Teachers Make Reading Child's Play

By Andreas Wilson-Späth

Being able to read and write are crucial skills that allow us to communicate with others and provide us with access to the information we need to live in, make sense of and enjoy our fascinating world. For pre-school children, teachers play an incredibly important role in promoting literacy development.

Fostering A Love For Words

The basic requirements for being literate include the ability to speak, listen, read, write and interpret meaning. Good pre-school teachers have an extensive arsenal of tricks at their disposal to promote these skills in children.

They will engage kids in many playful activities that strengthen their capacity to hear the difference between sounds and understand the connection between the written and the spoken word, while steadily increasing their vocabulary and improving their comprehension of the structure of language.

Using a wide range of techniques, including games, songs and stories, teachers nudge young kids towards becoming literate, for instance by helping them to recognise letters and words by sight and teaching them how to join sounds to form syllables and words.

Effective teachers foster a child’s emerging language aptitudes by:

- regularly engaging them in literacy activities such as story time, encouraging them to ask questions about the stories being read to them and asking them to tell their own stories, as well as incorporating reading in other fun activities;

- providing a rich variety of reading materials (books, posters, magazines, games) in the classroom;

- actively involving parents in their child’s literacy development;

- being role models who constantly express their love and enthusiasm for books and reading.

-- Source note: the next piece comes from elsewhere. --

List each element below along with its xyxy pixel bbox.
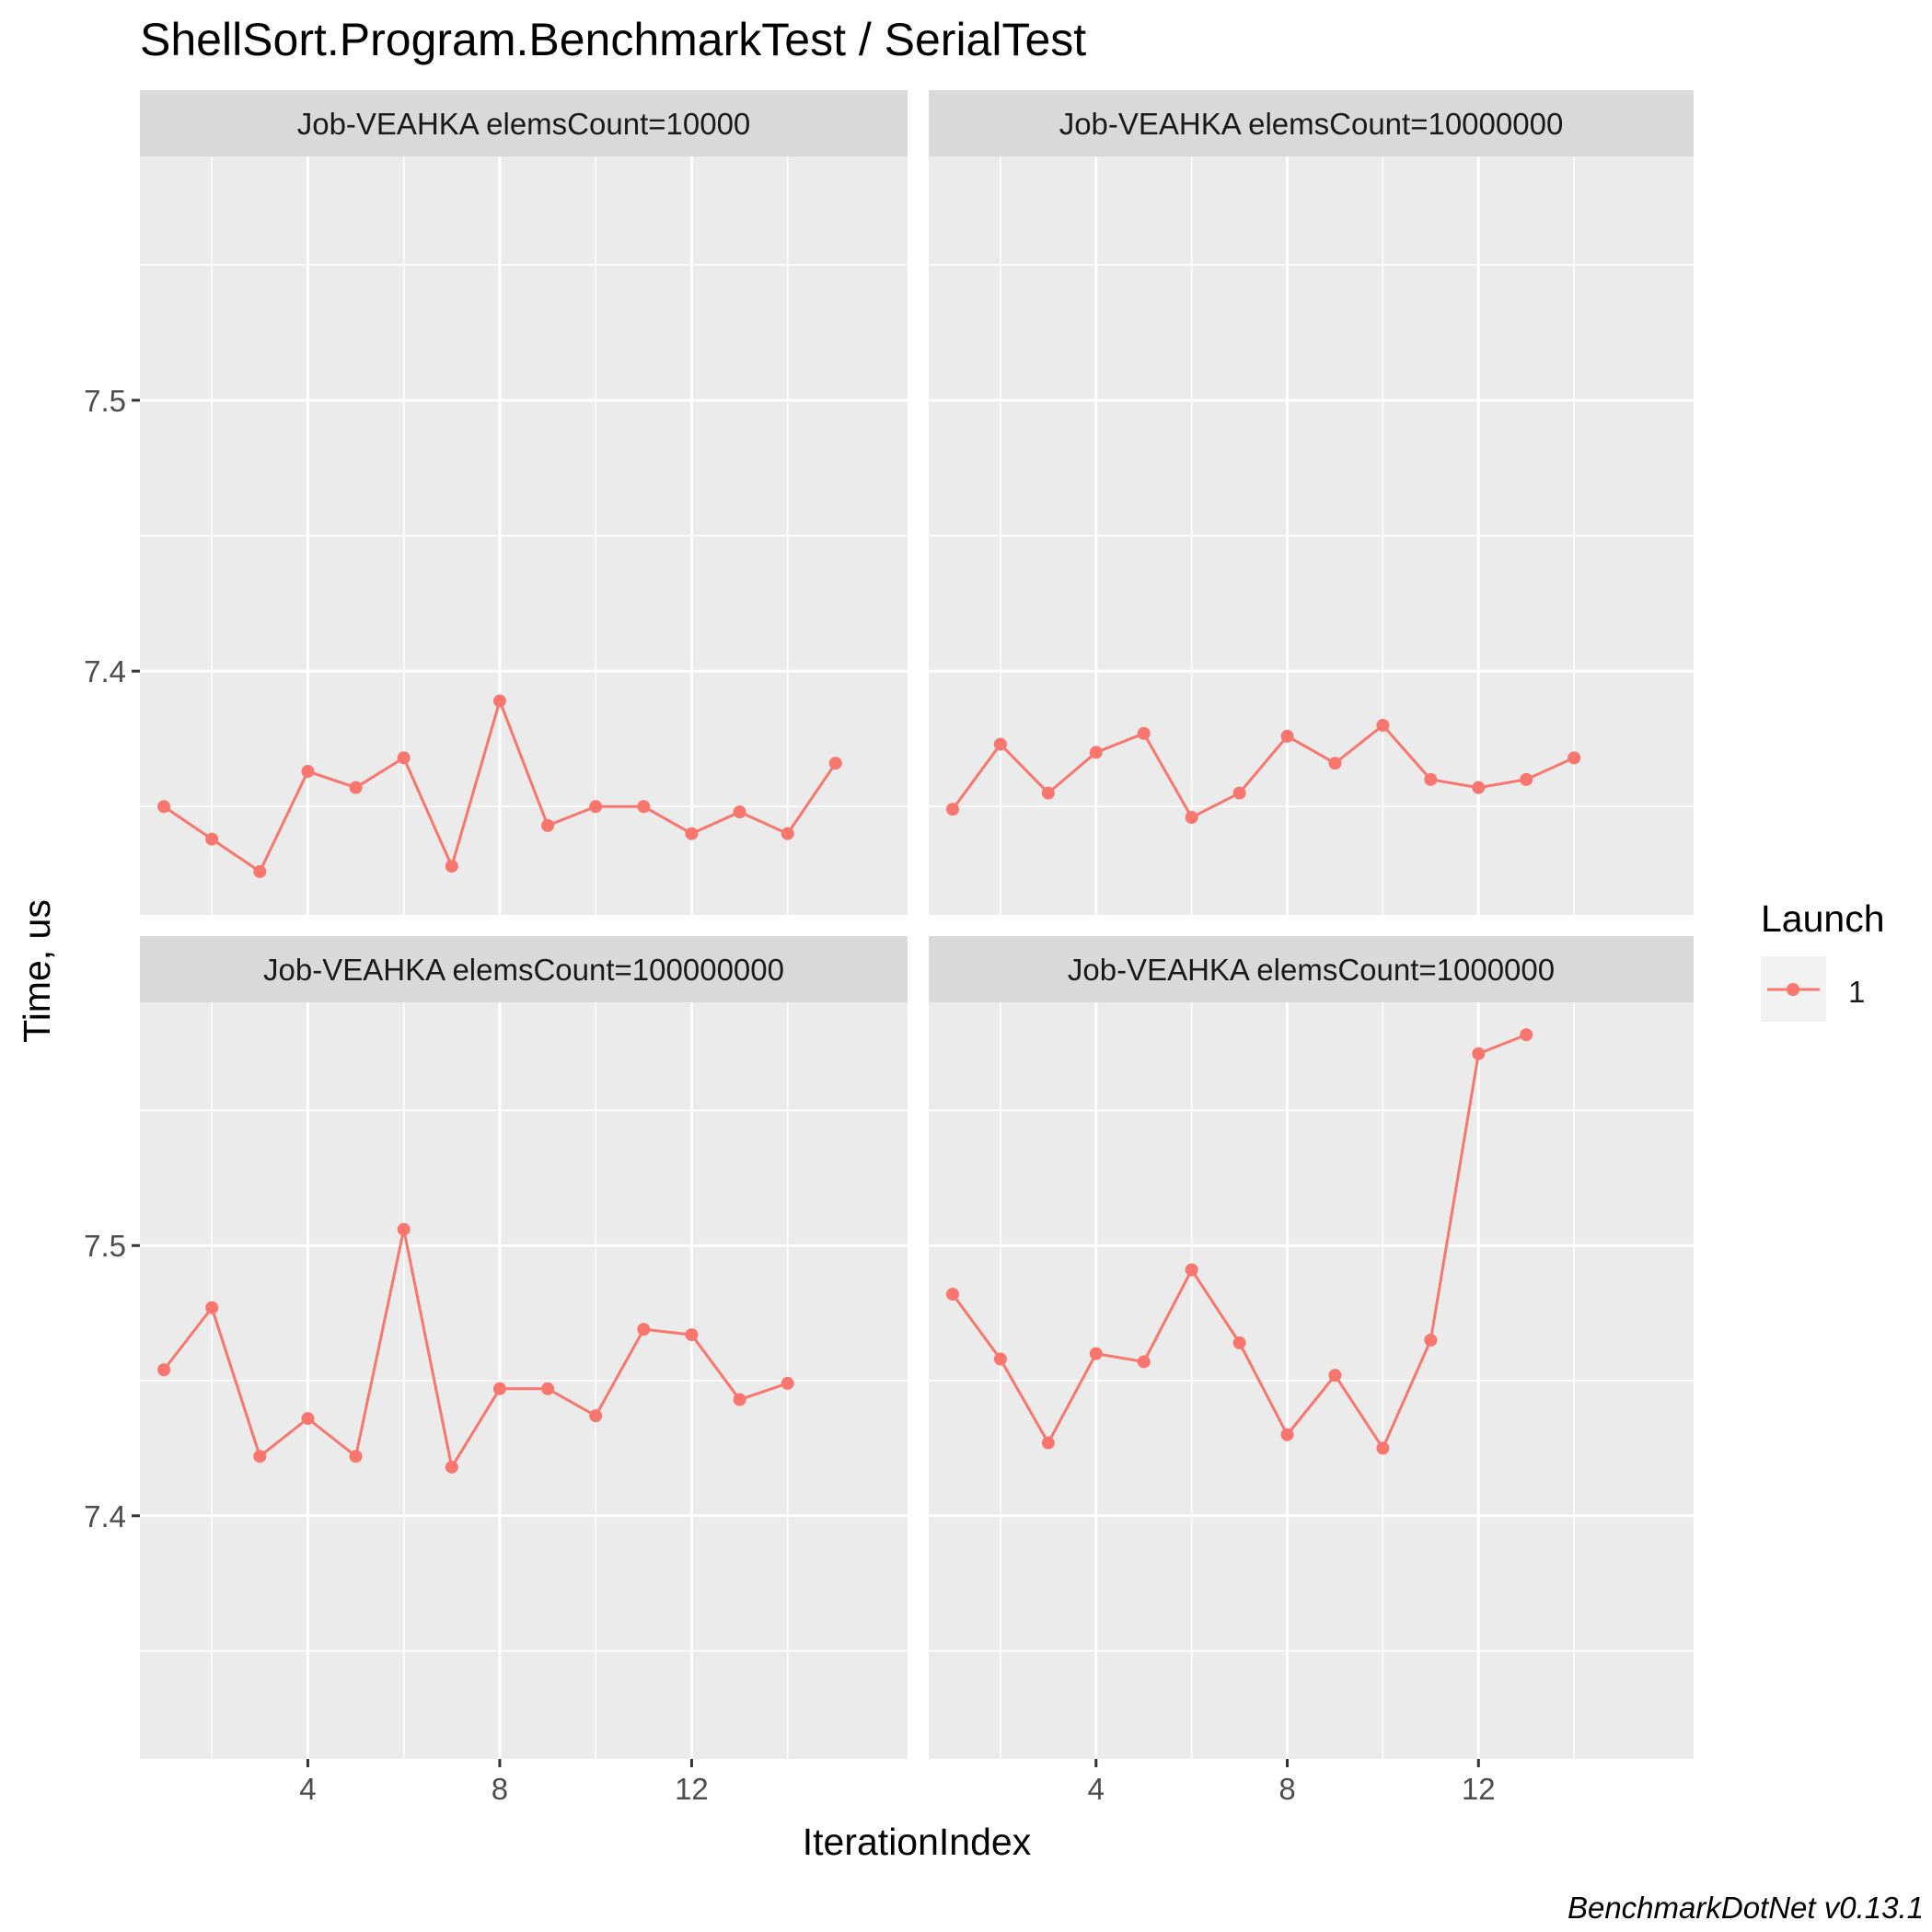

As a parent, you can support your child’s burgeoning literary abilities by taking them to the library regularly to choose books, talking to them about what you are reading (from cookbooks and restaurant menus to magazines and novels), reading books to them (especially ones that include rhymes and repeat words and phrases) and pointing to words as you read them, singing songs together, and putting up large alphabet letters around the house, naming them and asking your child to do so, too.